Things in the northern region too offer interesting insights into the Makara line of thought. The race brings Gen Moses Ali, the elderly deputy premier whose word in West Nile counts, disaster preparedness minister Hillary Onek, deputy Speaker of Parliament Jacob Oulanyah and current vice chairman Sam Engola.
Mr Richard Todwong, the NRM deputy secretary general, is amused by the persistence of the contenders over the years, for the position. “In the past, I was a candidate and we had the same people running against each other. We had myself, the current contenders, Betty Akech and Ayena Odong. We need a vice chairman who can bring the region to the same footing with the rest of Uganda with NRM in terms of governance. We need an active vice chairman,” Mr Todwong said.

Suffice to note, Mr Museveni and NRM’s support in the north has increased. Mr Todwong observes that in the past, the two-decade-long armed conflict in the region could only breed hatred from the population. With the return of peace and recovery programmes, the gigantic support Dr Kizza Besigye enjoyed in 2001 and 2006 has since drastically dropped. In Acholi sub-region alone, NRM, which in the past failed to raise candidates in elective positions, now fields candidates for virtually all elective offices.
The resuscitation of NRM’s political life in the north could explain why leaders such as Mr Oulanyah are projecting themselves as party fanatics. Mr Oulanyah has been uncharacteristically generous in his praise of the President, a man he once chided, then as a firebrand UPC legislator. These days, he sometimes compares Mr Museveni to Jesus Christ, claiming that he is a messiah of sorts.

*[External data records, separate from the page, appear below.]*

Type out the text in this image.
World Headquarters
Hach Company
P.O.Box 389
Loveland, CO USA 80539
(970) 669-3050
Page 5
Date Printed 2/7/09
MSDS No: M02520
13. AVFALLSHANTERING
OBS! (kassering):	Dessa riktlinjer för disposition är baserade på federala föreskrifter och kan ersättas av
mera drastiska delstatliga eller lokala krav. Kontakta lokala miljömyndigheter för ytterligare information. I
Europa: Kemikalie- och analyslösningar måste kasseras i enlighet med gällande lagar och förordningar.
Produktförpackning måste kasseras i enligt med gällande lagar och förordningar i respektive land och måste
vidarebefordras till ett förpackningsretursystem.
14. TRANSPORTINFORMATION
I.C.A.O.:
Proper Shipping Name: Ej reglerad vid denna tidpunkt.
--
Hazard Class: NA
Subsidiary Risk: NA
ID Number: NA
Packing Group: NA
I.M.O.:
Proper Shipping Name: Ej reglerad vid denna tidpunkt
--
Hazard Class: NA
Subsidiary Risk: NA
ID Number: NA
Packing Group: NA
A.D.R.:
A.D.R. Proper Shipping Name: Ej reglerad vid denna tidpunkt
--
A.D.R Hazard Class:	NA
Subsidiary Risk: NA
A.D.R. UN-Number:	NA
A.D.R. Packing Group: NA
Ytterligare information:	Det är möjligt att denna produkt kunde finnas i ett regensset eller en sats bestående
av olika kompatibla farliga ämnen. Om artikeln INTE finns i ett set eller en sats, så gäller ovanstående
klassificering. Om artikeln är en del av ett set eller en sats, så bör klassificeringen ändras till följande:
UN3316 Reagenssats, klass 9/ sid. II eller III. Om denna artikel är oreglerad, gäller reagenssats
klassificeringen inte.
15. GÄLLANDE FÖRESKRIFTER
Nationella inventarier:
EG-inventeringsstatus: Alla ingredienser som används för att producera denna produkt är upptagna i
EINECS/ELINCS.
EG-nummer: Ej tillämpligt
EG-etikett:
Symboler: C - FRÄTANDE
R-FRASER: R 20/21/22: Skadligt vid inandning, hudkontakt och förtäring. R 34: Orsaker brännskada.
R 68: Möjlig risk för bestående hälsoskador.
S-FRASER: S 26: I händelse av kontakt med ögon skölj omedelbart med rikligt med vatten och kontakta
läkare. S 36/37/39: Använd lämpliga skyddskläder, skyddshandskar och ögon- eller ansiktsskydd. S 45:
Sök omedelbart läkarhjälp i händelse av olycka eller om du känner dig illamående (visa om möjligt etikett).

The race for the vice chairperson position in eastern region seems to attract less excitement with Mike Mukula, the incumbent still politically active. Central region and Buganda region too have taken on a low note.
If the thought lines of Prof Makara and other political observers familiar with the NRM party are anything to go by, that is, that there is a clear move for members to strategise and position themselves for a post-Museveni era, then the western and northern region vice chairperson race offers that insight. Anyone looking to succeed Mr Museveni looks at the NRM hierarchy as a platform. First, because the regional vice chairperson and national vice chairperson are elected by delegates, about 10,000 of them, from across the country.
That is a wide base.

If we are to believe the party’s word, the NRM has leadership structures that stretch as deep as each of Uganda’s 57,000 villages. It enjoys a massive majority in Parliament and district local councils. The party’s elective positions alone, from the 57,000 village NRM chairpersons and their attendant support political base (committees) gives up to the national level, with the multiplier effect, secures one at least one million votes before even polling day. The thirst for the NRM vice chairperson position, after the secretary general was made appointive, is therefore a game of strategy in Museveni’s succession queue. Or so we think?